Der Reservistenverband lehnt sich in seiner Struktur an die föderale Gliederung Deutschlands an. Der Verband der Reservisten der Deutschen Bundeswehr (VdRBw) hat mehr als 113.000 Mitglieder. Oberstes Organ ist die Bundesdelegiertenversammlung. Sie tagt alle vier Jahre, kann allein satzungsändernde Beschlüsse fassen und wählt das Präsidium. Zu den Hauptaufgaben zählen die sicherheitspolitische Arbeit, militärische Ausbildung, Unterstützungsleistung für die Bundeswehr und Öffentlichkeitsarbeit.

Zusammen mit dem Volksbund Deutsche Kriegsgräberfürsorge e. V. unterstützt der VdRBw die Pflege von mehr als 830 Kriegsgräberstätten in 45 Staaten durch personelle Unterstützung als auch durch die Abhaltung von Spendensammlungen.

Mitglieder sind neben Reservisten der Bundeswehr (ordentliche Mitglieder) auch aktive Soldaten (außerordentliche Mitglieder) und Personen ohne Wehrdienst in der Bundeswehr (fördernde Mitglieder).
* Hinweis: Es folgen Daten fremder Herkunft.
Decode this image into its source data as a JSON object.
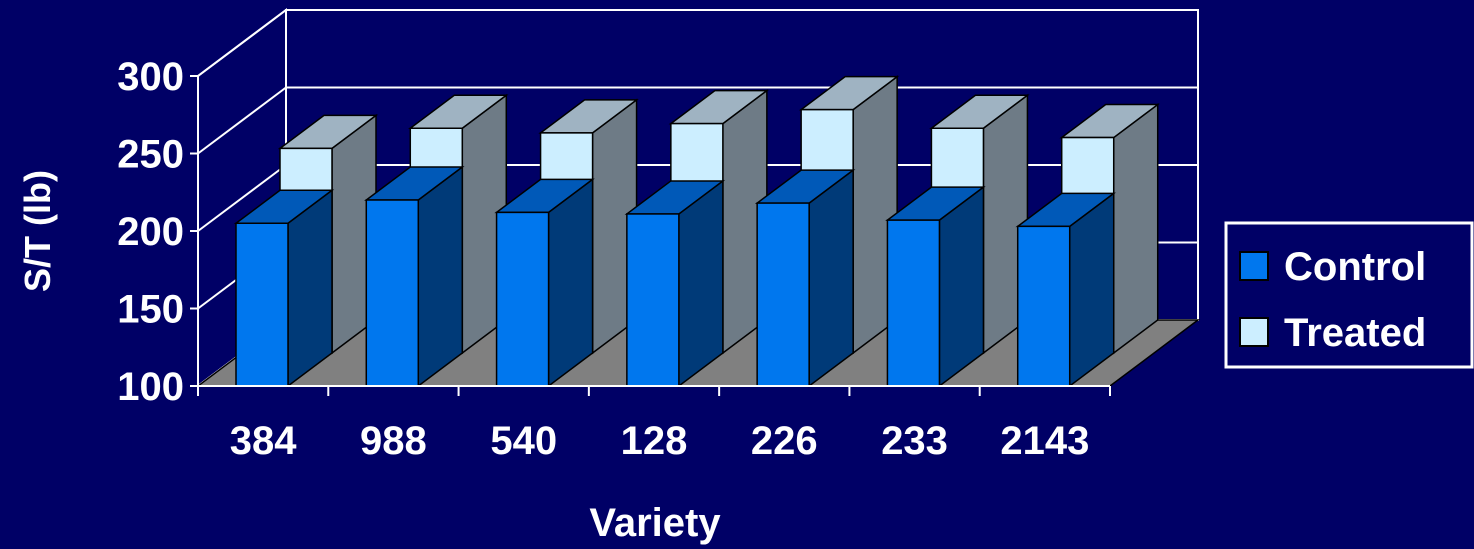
{
  "chart_data": {
    "type": "bar",
    "categories": [
      "384",
      "988",
      "540",
      "128",
      "226",
      "233",
      "2143"
    ],
    "series": [
      {
        "name": "Control",
        "values": [
          205,
          220,
          212,
          211,
          218,
          207,
          203
        ]
      },
      {
        "name": "Treated",
        "values": [
          232,
          245,
          242,
          248,
          257,
          245,
          239
        ]
      }
    ],
    "xlabel": "Variety",
    "ylabel": "S/T (lb)",
    "ylim": [
      100,
      300
    ],
    "yticks": [
      "100",
      "150",
      "200",
      "250",
      "300"
    ],
    "grid": true,
    "legend": "right",
    "colors": {
      "background": "#000066",
      "control_front": "#0077ee",
      "control_side": "#003a78",
      "control_top": "#0059b8",
      "treated_front": "#cceeff",
      "treated_side": "#6e7b86",
      "treated_top": "#9fb3c2",
      "floor": "#808080"
    }
  }
}
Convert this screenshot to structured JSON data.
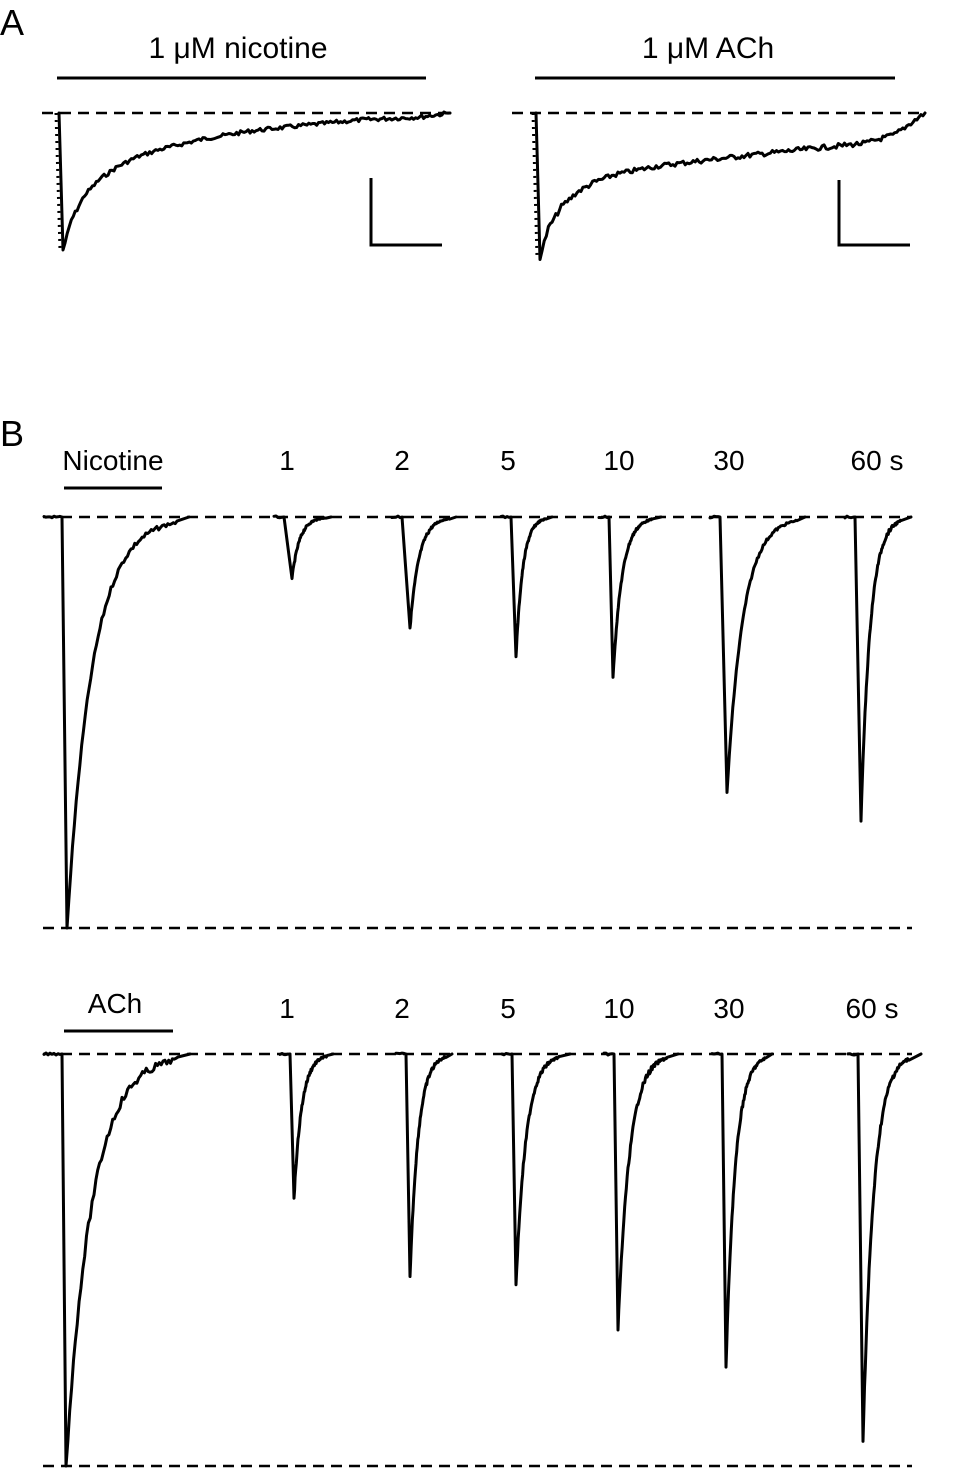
{
  "panel_a": {
    "label": "A",
    "left": {
      "title": "1 μM nicotine"
    },
    "right": {
      "title": "1 μM ACh"
    }
  },
  "panel_b": {
    "label": "B",
    "nicotine_row": {
      "agent": "Nicotine",
      "intervals": [
        "1",
        "2",
        "5",
        "10",
        "30",
        "60 s"
      ]
    },
    "ach_row": {
      "agent": "ACh",
      "intervals": [
        "1",
        "2",
        "5",
        "10",
        "30",
        "60 s"
      ]
    }
  },
  "chart_data": [
    {
      "type": "line",
      "title": "1 μM nicotine",
      "panel": "A",
      "series": [
        {
          "values": [
            0,
            -1.0,
            -0.78,
            -0.6,
            -0.48,
            -0.39,
            -0.32,
            -0.27,
            -0.23,
            -0.19,
            -0.16,
            -0.13,
            -0.11,
            -0.09,
            -0.07,
            -0.05,
            -0.04,
            -0.03,
            0
          ]
        }
      ],
      "grid": false
    },
    {
      "type": "line",
      "title": "1 μM ACh",
      "panel": "A",
      "series": [
        {
          "values": [
            0,
            -1.0,
            -0.8,
            -0.65,
            -0.55,
            -0.48,
            -0.43,
            -0.4,
            -0.37,
            -0.35,
            -0.33,
            -0.31,
            -0.29,
            -0.27,
            -0.25,
            -0.23,
            -0.21,
            -0.15,
            0
          ]
        }
      ],
      "grid": false
    },
    {
      "type": "line",
      "panel": "B",
      "series": [
        {
          "name": "Nicotine",
          "categories": [
            "Nicotine",
            "1",
            "2",
            "5",
            "10",
            "30",
            "60 s"
          ],
          "values": [
            1.0,
            0.15,
            0.27,
            0.34,
            0.39,
            0.67,
            0.74
          ]
        }
      ],
      "grid": false
    },
    {
      "type": "line",
      "panel": "B",
      "series": [
        {
          "name": "ACh",
          "categories": [
            "ACh",
            "1",
            "2",
            "5",
            "10",
            "30",
            "60 s"
          ],
          "values": [
            1.0,
            0.35,
            0.54,
            0.56,
            0.67,
            0.76,
            0.94
          ]
        }
      ],
      "grid": false
    }
  ]
}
Der Jahresbeitrag beträgt 30 Euro und beinhaltet den monatlichen Bezug der Verbandszeitschrift „Loyal“.

Gliederung
  • Oberstes Organ ist die Bundesdelegiertenversammlung. Sie tagt alle vier Jahre, kann allein satzungsändernde Beschlüsse fassen und wählt das Präsidium.
  • 16 Landesgruppen (jew. 1 pro Bundesland)
  • Bezirksgruppen (nur in Bayern und NRW)
  • Kreisgruppen
  • Reservistenkameradschaften
  • Für die Förderung und Weiterbildung in besonderen Fachgebieten und Dienstgradgruppen bestehen zudem Reservistenarbeitsgemeinschaften (RAG) und Arbeitskreise (AK).

Der Verband verfügt über eine Geschäftsstellenstruktur mit haupt- und ehrenamtlichen Mitarbeitern, die ebenengerecht die Verbindung zu den territorialen Dienststellen sowie zu Truppenteilen/Dienststellen der Bundeswehr halten und die Vorstände und Gliederungen bei der Auftragserfüllung unterstützen und beraten.